Equinor Cancels Key Offshore Wind Projects Amid Rising Costs

Equinor ASA EQNR, a Norwegian energy giant, announced the cancellation of its offshore wind projects in Spain and Portugal, following a previous similar decision to exit Vietnam.

This strategic withdrawal came at the heels of the company facing mounting costs in the offshore wind sector due to inflation, high interest rates and supply chain delays. The company's head of renewables, Paal Eitrheim, shared these updates in an interview with Reuters on Wednesday.

EQNR Navigates Rising Costs by Exiting Key Wind Markets

Equinor's decision to exit Spain, Portugal and Vietnam highlights the financial challenges currently plaguing the offshore wind industry. The sector has been hit hard by inflation and increased interest rates, causing projects to be more expensive and time-taking.

Eitrheim mentioned that Equinor has been exploring early-stage opportunities across various global markets and confirmed the company's decision to exit Vietnam, Spain and Portugal. He also hinted at EQNR's withdrawal from other markets in the future as part of its efforts to better manage its expenses.

The company has been compelled to reassess its capital allocation priorities as the cost pressures continue to mount. Eitrheim noted that increasing expenses are extending timelines in several global markets.

Equinor's Renewables Ambitions and Adjustments

Despite these exits, Equinor remains committed to its long-term renewable energy goals. The company aims to reach 12-16 gigawatts (GW) of installed renewable energy capacity by 2030. This suggests a significant increase from 0.9 GW in 2023. However, Eitrheim highlighted that the target is flexible and might change, as the company is not willing to compromise profitability for the sake of achieving 12-16 GW of capacity, reinforcing its focus on financial sustainability.

He noted a "two-track pace of development" within the renewables sector, with onshore wind and solar projects being less affected by the rising costs compared to offshore wind. This differentiation may influence Equinor's future investment decisions as it navigates the challenges of the current market environment.

EQNR's Ongoing Projects and Outlook

Despite the strategic exits, Equinor's renewables division is entering a period of significant activity. The company is currently constructing the first phase of the Dogger Bank offshore wind farm in the UK, in collaboration with SSE and Vaargroenn. Additionally, Equinor is nearing the final investment decision on its Empire Wind project near New York and two Baltic Sea wind farms in Poland. These projects are expected to drive the next phase of growth for Equinor's offshore wind portfolio.

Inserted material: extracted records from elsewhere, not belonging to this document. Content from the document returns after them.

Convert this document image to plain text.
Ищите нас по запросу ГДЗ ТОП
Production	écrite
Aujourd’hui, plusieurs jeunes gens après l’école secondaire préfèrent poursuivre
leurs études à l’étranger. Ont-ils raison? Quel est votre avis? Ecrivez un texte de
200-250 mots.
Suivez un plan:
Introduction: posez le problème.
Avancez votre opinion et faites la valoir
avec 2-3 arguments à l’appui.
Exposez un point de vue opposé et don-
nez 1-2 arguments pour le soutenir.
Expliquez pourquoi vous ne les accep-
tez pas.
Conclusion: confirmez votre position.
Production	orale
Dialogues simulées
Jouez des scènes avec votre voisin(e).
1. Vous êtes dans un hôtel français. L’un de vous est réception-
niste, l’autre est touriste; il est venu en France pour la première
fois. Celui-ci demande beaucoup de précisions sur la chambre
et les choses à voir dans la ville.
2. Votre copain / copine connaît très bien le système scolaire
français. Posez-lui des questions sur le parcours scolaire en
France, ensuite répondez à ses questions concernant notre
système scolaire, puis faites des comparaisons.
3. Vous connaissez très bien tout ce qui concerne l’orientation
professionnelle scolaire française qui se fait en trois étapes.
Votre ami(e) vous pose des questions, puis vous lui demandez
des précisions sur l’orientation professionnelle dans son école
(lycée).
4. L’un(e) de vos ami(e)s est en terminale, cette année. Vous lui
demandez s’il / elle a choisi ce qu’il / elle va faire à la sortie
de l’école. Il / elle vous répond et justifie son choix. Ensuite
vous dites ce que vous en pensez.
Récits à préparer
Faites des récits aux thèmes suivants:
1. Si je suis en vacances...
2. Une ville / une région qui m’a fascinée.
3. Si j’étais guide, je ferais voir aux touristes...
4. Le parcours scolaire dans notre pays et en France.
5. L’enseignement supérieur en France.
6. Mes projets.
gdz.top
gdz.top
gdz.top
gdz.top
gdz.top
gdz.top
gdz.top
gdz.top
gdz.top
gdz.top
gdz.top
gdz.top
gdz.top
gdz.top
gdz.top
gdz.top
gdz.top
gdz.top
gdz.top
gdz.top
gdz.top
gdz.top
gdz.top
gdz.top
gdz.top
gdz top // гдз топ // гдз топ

Despite the recent setbacks, Eitrheim is optimistic about the future of Equinor's offshore wind business. He believes that the current projects will drive the next phase of growth. While the company remains committed to renewable energy development, it will adopt a more cautious approach to new investments.

Equinor's recent decisions highlight the challenges facing the offshore wind sector amid economic setbacks. While the company is withdrawing from certain markets to manage costs better, it continues to pursue significant projects that align with its strategic goals and financial priorities. As the renewables sector evolves, Equinor is positioning itself to remain a key player by focusing on profitability and sustainable growth.

EQNR's Zacks Rank & Key Picks

Equinor currently carries a Zacks Rank #3 (Hold).

Investors interested in the energy sector may look at some better-ranked stocks like SM Energy Company SM, MPLX LP MPLX and TechnipFMC plc FTI. While SM Energy and MPLX currently sport a Zacks Rank #1 (Strong Buy), TechnipFMC carries a Zacks Rank #2 (Buy).

SM Energy is set to expand its oil-centered operations in the coming years with an increasing focus on crude oil, especially in the Permian Basin and Eagle Ford regions. The company's attractive oil and gas investments should create long-term value for its shareholders.

The Zacks Consensus Estimate for SM's 2024 EPS is pegged at $7.57. The company has a Zacks Style Score of A for Value. It has witnessed upward earnings estimate revisions for 2024 and 2025 in the past 30 days.

MPLX derives stable fee-based revenues from long-term contracts, with minimal exposure to commodity-price fluctuations. The partnership's robust capital expenditure forecast for 2024, along with significant expansion initiatives, underscores its commitment to sustainable growth.

The Zacks Consensus Estimate for MPLX's 2024 EPS is pegged at $4.29. The company has a Zacks Style Score of B for Value. It has witnessed upward earnings estimate revisions for 2024 in the past seven days.

TechnipFMC is a leading manufacturer and supplier of products, services and fully integrated technology solutions for the energy industry, with a focus on the subsea segment in offshore basins worldwide. FTI's growing backlog ensures strong revenue visibility and supports margin improvements.

The Zacks Consensus Estimate for FTI's 2024 EPS is pegged at $1.34. The company has a Zacks Style Score of B for Value. It has witnessed upward earnings estimate revisions for 2024 and 2025 in the past 30 days.